Botash denies owing cash-strapped BR


Botswana Ash (Pty) Ltd (Botash)is denying a statement that was made by a Botswana Railways executive manager at a meeting with union representatives.

The meeting in question was between BR management and the Botswana Transport and General Workers Union (BTGWU) and one of the agenda items was late payment to staff. Minutes of the meeting, which have been annexed to a case at the Gaborone Industrial Court, quote BR’s Acting Director of Finance, Amon Sefawe, as saying that “Botash and MCM are not paying them well and also that they too are struggling. He said that the aim is to make arrangements with the two companies to pay them on time.”

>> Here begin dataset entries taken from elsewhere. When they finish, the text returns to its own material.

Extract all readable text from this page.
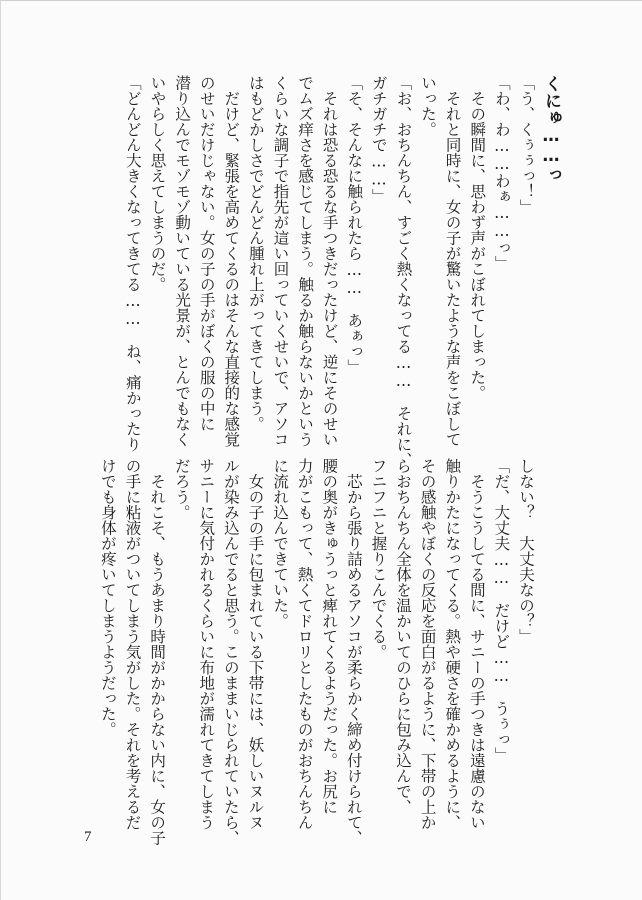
くにゅ……っ
「う、くぅぅっ！」
「わ、わ……わぁ……っ」
　その瞬間に、思わず声がこぼれてしまった。
　それと同時に、女の子が驚いたような声をこぼして
いった。
「お、おちんちん、すごく熱くなってる……　それに、
ガチガチで……」
「そ、そんなに触られたら……　あぁっ」
　それは恐る恐るな手つきだったけど、逆にそのせい
でムズ痒さを感じてしまう。触るか触らないかという
くらいな調子で指先が這い回っていくせいで、アソコ
はもどかしさでどんどん腫れ上がってきてしまう。
　だけど、緊張を高めてくるのはそんな直接的な感覚
のせいだけじゃない。女の子の手がぼくの服の中に
潜り込んでモゾモゾ動いている光景が、とんでもなく
いやらしく思えてしまうのだ。
「どんどん大きくなってきてる……　ね、痛かったり
しない？　大丈夫なの？」
「だ、大丈夫……　だけど……　うぅっ」
　そうこうしてる間に、サニーの手つきは遠慮のない
触りかたになってくる。熱や硬さを確かめるように、
その感触やぼくの反応を面白がるように、下帯の上か
らおちんちん全体を温かいてのひらに包み込んで、
フニフニと握りこんでくる。
　芯から張り詰めるアソコが柔らかく締め付けられて、
腰の奥がきゅうっと痺れてくるようだった。お尻に
力がこもって、熱くてドロリとしたものがおちんちん
に流れ込んできていた。
　女の子の手に包まれている下帯には、妖しいヌルヌ
ルが染み込んでると思う。このままいじられていたら、
サニーに気付かれるくらいに布地が濡れてきてしまう
だろう。
　それこそ、もうあまり時間がかからない内に、女の子
の手に粘液がついてしまう気がした。それを考えるだ
けでも身体が疼いてしまうようだった。
7
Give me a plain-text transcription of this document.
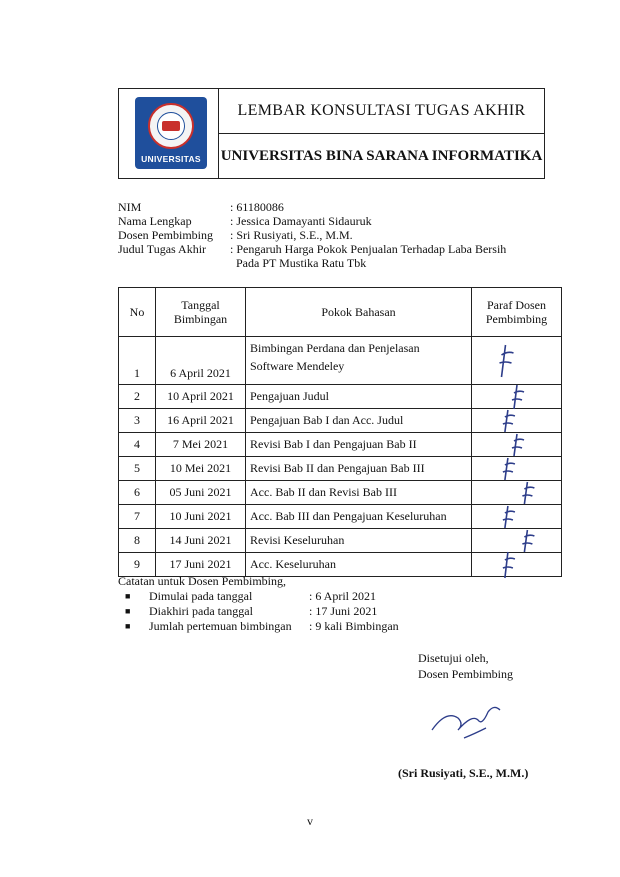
UNIVERSITAS
LEMBAR KONSULTASI TUGAS AKHIR
UNIVERSITAS BINA SARANA INFORMATIKA
NIM	: 61180086
Nama Lengkap	: Jessica Damayanti Sidauruk
Dosen Pembimbing	: Sri Rusiyati, S.E., M.M.
Judul Tugas Akhir	: Pengaruh Harga Pokok Penjualan Terhadap Laba Bersih
Pada PT Mustika Ratu Tbk
No	Tanggal Bimbingan	Pokok Bahasan	Paraf Dosen Pembimbing
1	6 April 2021	Bimbingan Perdana dan Penjelasan
Software Mendeley

2	10 April 2021	Pengajuan Judul	

3	16 April 2021	Pengajuan Bab I dan Acc. Judul	

4	7 Mei 2021	Revisi Bab I dan Pengajuan Bab II	

5	10 Mei 2021	Revisi Bab II dan Pengajuan Bab III	

6	05 Juni 2021	Acc. Bab II dan Revisi Bab III	

7	10 Juni 2021	Acc. Bab III dan Pengajuan Keseluruhan	

8	14 Juni 2021	Revisi Keseluruhan	

9	17 Juni 2021	Acc. Keseluruhan	
Catatan untuk Dosen Pembimbing,
■	Dimulai pada tanggal	: 6 April 2021
■	Diakhiri pada tanggal	: 17 Juni 2021
■	Jumlah pertemuan bimbingan	: 9 kali Bimbingan
Disetujui oleh,
Dosen Pembimbing
(Sri Rusiyati, S.E., M.M.)
v
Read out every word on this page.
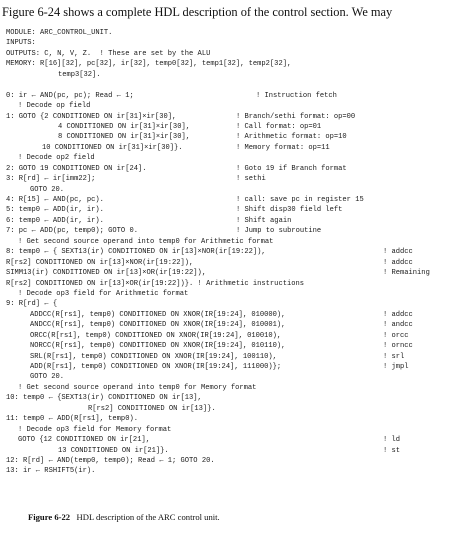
Figure 6-24 shows a complete HDL description of the control section. We may
MODULE: ARC_CONTROL_UNIT.
INPUTS:
OUTPUTS: C, N, V, Z.  ! These are set by the ALU
MEMORY: R[16][32], pc[32], ir[32], temp0[32], temp1[32], temp2[32],
temp3[32].
0: ir ← AND(pc, pc); Read ← 1;	! Instruction fetch
! Decode op field
1: GOTO {2 CONDITIONED ON ir[31]×ir[30],	! Branch/sethi format: op=00
4 CONDITIONED ON ir[31]×ir[30],	! Call format: op=01
8 CONDITIONED ON ir[31]×ir[30],	! Arithmetic format: op=10
10 CONDITIONED ON ir[31]×ir[30]}.	! Memory format: op=11
! Decode op2 field
2: GOTO 19 CONDITIONED ON ir[24].	! Goto 19 if Branch format
3: R[rd] ← ir[imm22];	! sethi
GOTO 20.
4: R[15] ← AND(pc, pc).	! call: save pc in register 15
5: temp0 ← ADD(ir, ir).	! Shift disp30 field left
6: temp0 ← ADD(ir, ir).	! Shift again
7: pc ← ADD(pc, temp0); GOTO 0.	! Jump to subroutine
! Get second source operand into temp0 for Arithmetic format
8: temp0 ← { SEXT13(ir) CONDITIONED ON ir[13]×NOR(ir[19:22]),	! addcc
R[rs2] CONDITIONED ON ir[13]×NOR(ir[19:22]),	! addcc
SIMM13(ir) CONDITIONED ON ir[13]×OR(ir[19:22]),	! Remaining
R[rs2] CONDITIONED ON ir[13]×OR(ir[19:22])}. ! Arithmetic instructions
! Decode op3 field for Arithmetic format
9: R[rd] ← {
ADDCC(R[rs1], temp0) CONDITIONED ON XNOR(IR[19:24], 010000),	! addcc
ANDCC(R[rs1], temp0) CONDITIONED ON XNOR(IR[19:24], 010001),	! andcc
ORCC(R[rs1], temp0) CONDITIONED ON XNOR(IR[19:24], 010010),	! orcc
NORCC(R[rs1], temp0) CONDITIONED ON XNOR(IR[19:24], 010110),	! orncc
SRL(R[rs1], temp0) CONDITIONED ON XNOR(IR[19:24], 100110),	! srl
ADD(R[rs1], temp0) CONDITIONED ON XNOR(IR[19:24], 111000)};	! jmpl
GOTO 20.
! Get second source operand into temp0 for Memory format
10: temp0 ← {SEXT13(ir) CONDITIONED ON ir[13],
R[rs2] CONDITIONED ON ir[13]}.
11: temp0 ← ADD(R[rs1], temp0).
! Decode op3 field for Memory format
GOTO {12 CONDITIONED ON ir[21],	! ld
13 CONDITIONED ON ir[21]}.	! st
12: R[rd] ← AND(temp0, temp0); Read ← 1; GOTO 20.
13: ir ← RSHIFT5(ir).
Figure 6-22 HDL description of the ARC control unit.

Botash is the portmanteau of Botswana Ash (Pty) Ltd, a parastatal organisation owned by the Botswana government and a South African company called Chlor Alkali Holdings at 50 percent shareholding each. MCM is the abbreviation for Morupule Coal Mine, which is wholly owned by Minerals Development Company Botswana. In a rebuttal statement released last week, Botash denies what Sefawe is claiming in the minutes.

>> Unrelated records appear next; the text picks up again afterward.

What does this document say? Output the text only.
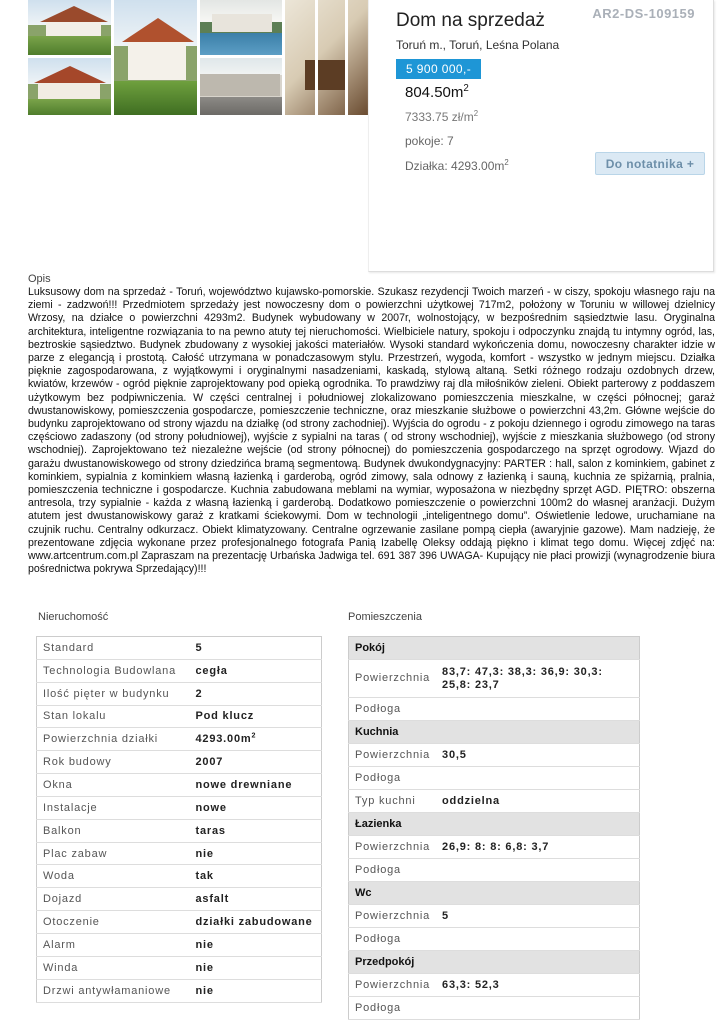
AR2-DS-109159
Dom na sprzedaż
Toruń m., Toruń, Leśna Polana
5 900 000,-
$804.50m^2$
7333.75 $zł/m^2$
pokoje: 7
Działka: $4293.00m^2$	Do notatnika +
Opis
Luksusowy dom na sprzedaż - Toruń, województwo kujawsko-pomorskie. Szukasz rezydencji Twoich marzeń - w ciszy, spokoju własnego raju na ziemi - zadzwoń!!! Przedmiotem sprzedaży jest nowoczesny dom o powierzchni użytkowej 717m2, położony w Toruniu w willowej dzielnicy Wrzosy, na działce o powierzchni 4293m2. Budynek wybudowany w 2007r, wolnostojący, w bezpośrednim sąsiedztwie lasu. Oryginalna architektura, inteligentne rozwiązania to na pewno atuty tej nieruchomości. Wielbiciele natury, spokoju i odpoczynku znajdą tu intymny ogród, las, beztroskie sąsiedztwo. Budynek zbudowany z wysokiej jakości materiałów. Wysoki standard wykończenia domu, nowoczesny charakter idzie w parze z elegancją i prostotą. Całość utrzymana w ponadczasowym stylu. Przestrzeń, wygoda, komfort - wszystko w jednym miejscu. Działka pięknie zagospodarowana, z wyjątkowymi i oryginalnymi nasadzeniami, kaskadą, stylową altaną. Setki różnego rodzaju ozdobnych drzew, kwiatów, krzewów - ogród pięknie zaprojektowany pod opieką ogrodnika. To prawdziwy raj dla miłośników zieleni. Obiekt parterowy z poddaszem użytkowym bez podpiwniczenia. W części centralnej i południowej zlokalizowano pomieszczenia mieszkalne, w części północnej; garaż dwustanowiskowy, pomieszczenia gospodarcze, pomieszczenie techniczne, oraz mieszkanie służbowe o powierzchni 43,2m. Główne wejście do budynku zaprojektowano od strony wjazdu na działkę (od strony zachodniej). Wyjścia do ogrodu - z pokoju dziennego i ogrodu zimowego na taras częściowo zadaszony (od strony południowej), wyjście z sypialni na taras ( od strony wschodniej), wyjście z mieszkania służbowego (od strony wschodniej). Zaprojektowano też niezależne wejście (od strony północnej) do pomieszczenia gospodarczego na sprzęt ogrodowy. Wjazd do garażu dwustanowiskowego od strony dziedzińca bramą segmentową. Budynek dwukondygnacyjny: PARTER : hall, salon z kominkiem, gabinet z kominkiem, sypialnia z kominkiem własną łazienką i garderobą, ogród zimowy, sala odnowy z łazienką i sauną, kuchnia ze spiżarnią, pralnia, pomieszczenia techniczne i gospodarcze. Kuchnia zabudowana meblami na wymiar, wyposażona w niezbędny sprzęt AGD. PIĘTRO: obszerna antresola, trzy sypialnie - każda z własną łazienką i garderobą. Dodatkowo pomieszczenie o powierzchni 100m2 do własnej aranżacji. Dużym atutem jest dwustanowiskowy garaż z kratkami ściekowymi. Dom w technologii „inteligentnego domu”. Oświetlenie ledowe, uruchamiane na czujnik ruchu. Centralny odkurzacz. Obiekt klimatyzowany. Centralne ogrzewanie zasilane pompą ciepła (awaryjnie gazowe). Mam nadzieję, że prezentowane zdjęcia wykonane przez profesjonalnego fotografa Panią Izabellę Oleksy oddają piękno i klimat tego domu. Więcej zdjęć na: www.artcentrum.com.pl Zapraszam na prezentację Urbańska Jadwiga tel. 691 387 396 UWAGA- Kupujący nie płaci prowizji (wynagrodzenie biura pośrednictwa pokrywa Sprzedający)!!!
Nieruchomość
Standard	5
Technologia Budowlana	cegła
Ilość pięter w budynku	2
Stan lokalu	Pod klucz
Powierzchnia działki	$4293.00m^2$
Rok budowy	2007
Okna	nowe drewniane
Instalacje	nowe
Balkon	taras
Plac zabaw	nie
Woda	tak
Dojazd	asfalt
Otoczenie	działki zabudowane
Alarm	nie
Winda	nie
Drzwi antywłamaniowe	nie
Pomieszczenia
Pokój	
Powierzchnia	83,7: 47,3: 38,3: 36,9: 30,3: 25,8: 23,7
Podłoga	
Kuchnia	
Powierzchnia	30,5
Podłoga	
Typ kuchni	oddzielna
Łazienka	
Powierzchnia	26,9: 8: 8: 6,8: 3,7
Podłoga	
Wc	
Powierzchnia	5
Podłoga	
Przedpokój	
Powierzchnia	63,3: 52,3
Podłoga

“Botash wishes to clarify that the alleged comments by BR management are unfortunate as they are not true both with regards to Botash’s payments to BR and in so far as it is implied that Botash is also facing challenges with its own financial performance,” reads the statement. “All payments due to BR have been made within the contractual terms. There is further no concern whatsoever over Botash’s financial performance and its ability to meet its obligations.”

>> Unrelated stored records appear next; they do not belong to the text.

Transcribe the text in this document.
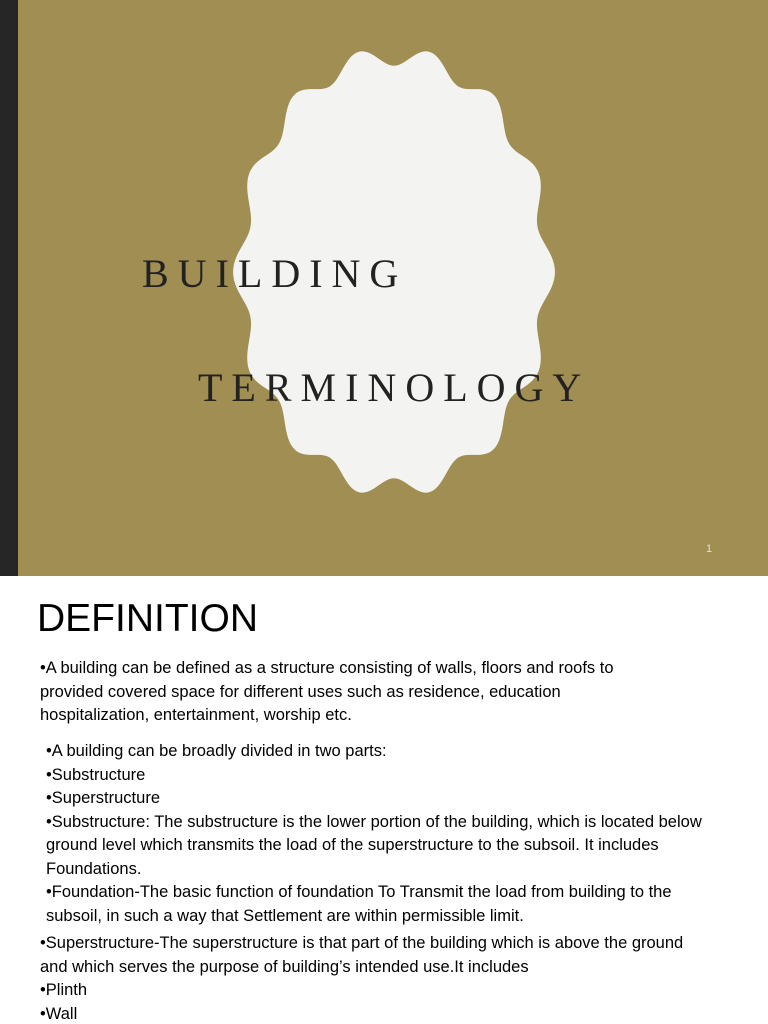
BUILDING
TERMINOLOGY
1
DEFINITION
•A building can be defined as a structure consisting of walls, floors and roofs to
provided covered space for different uses such as residence, education
hospitalization, entertainment, worship etc.
•A building can be broadly divided in two parts:
•Substructure
•Superstructure
•Substructure: The substructure is the lower portion of the building, which is located below
ground level which transmits the load of the superstructure to the subsoil. It includes
Foundations.
•Foundation-The basic function of foundation To Transmit the load from building to the
subsoil, in such a way that Settlement are within permissible limit.
•Superstructure-The superstructure is that part of the building which is above the ground
and which serves the purpose of building’s intended use.It includes
•Plinth
•Wall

BR and BTGWU are currently locked in a legal battle before the Gaborone Industrial Court. The latter’s case is that in failing to pay employees on time, BR is defaulting on its contractual obligations as expressed in its employment contract. The Union also raises the argument that BR should bear the cost of financial penalties that creditors and service providers impose on the employees for their own late payment of stop orders. 

Interestingly, BR’s response to the Union’s case doesn’t raise the argument that Sefawe made at the meeting in question. Such response is packaged in the form of an affidavit that has been deposed to by the Acting Chief Executive Officer, Chelesile Malele. She attributes the organisation’s financial problems to the following: a long turnaround times in South Africa due to the upgrade of a line from Mahikeng to Krugersdorp; public unrest that “usually occurs in South Africa”; vandalism and cable theft; shortage of locomotives both on BR and Transnet Freight Rail lines; long turnaround times on the National Railways of Zimbabwe lines due to shortage of locomotives; shortage of wagons such as those used to transport coal and salt – “this is mainly due to maintenance backlog”; Tarlton terminal remains closed for fuel dispatches due to South African Revenue Services compliance issues; “persistent” loadshedding at Slurry and Mahikeng (both in South Africa) resulting in loss of cement tonnage; and the suspension of movement of some BR wagons in South Africa by the South Africa Railway Safety Regulator due to maintenance issues.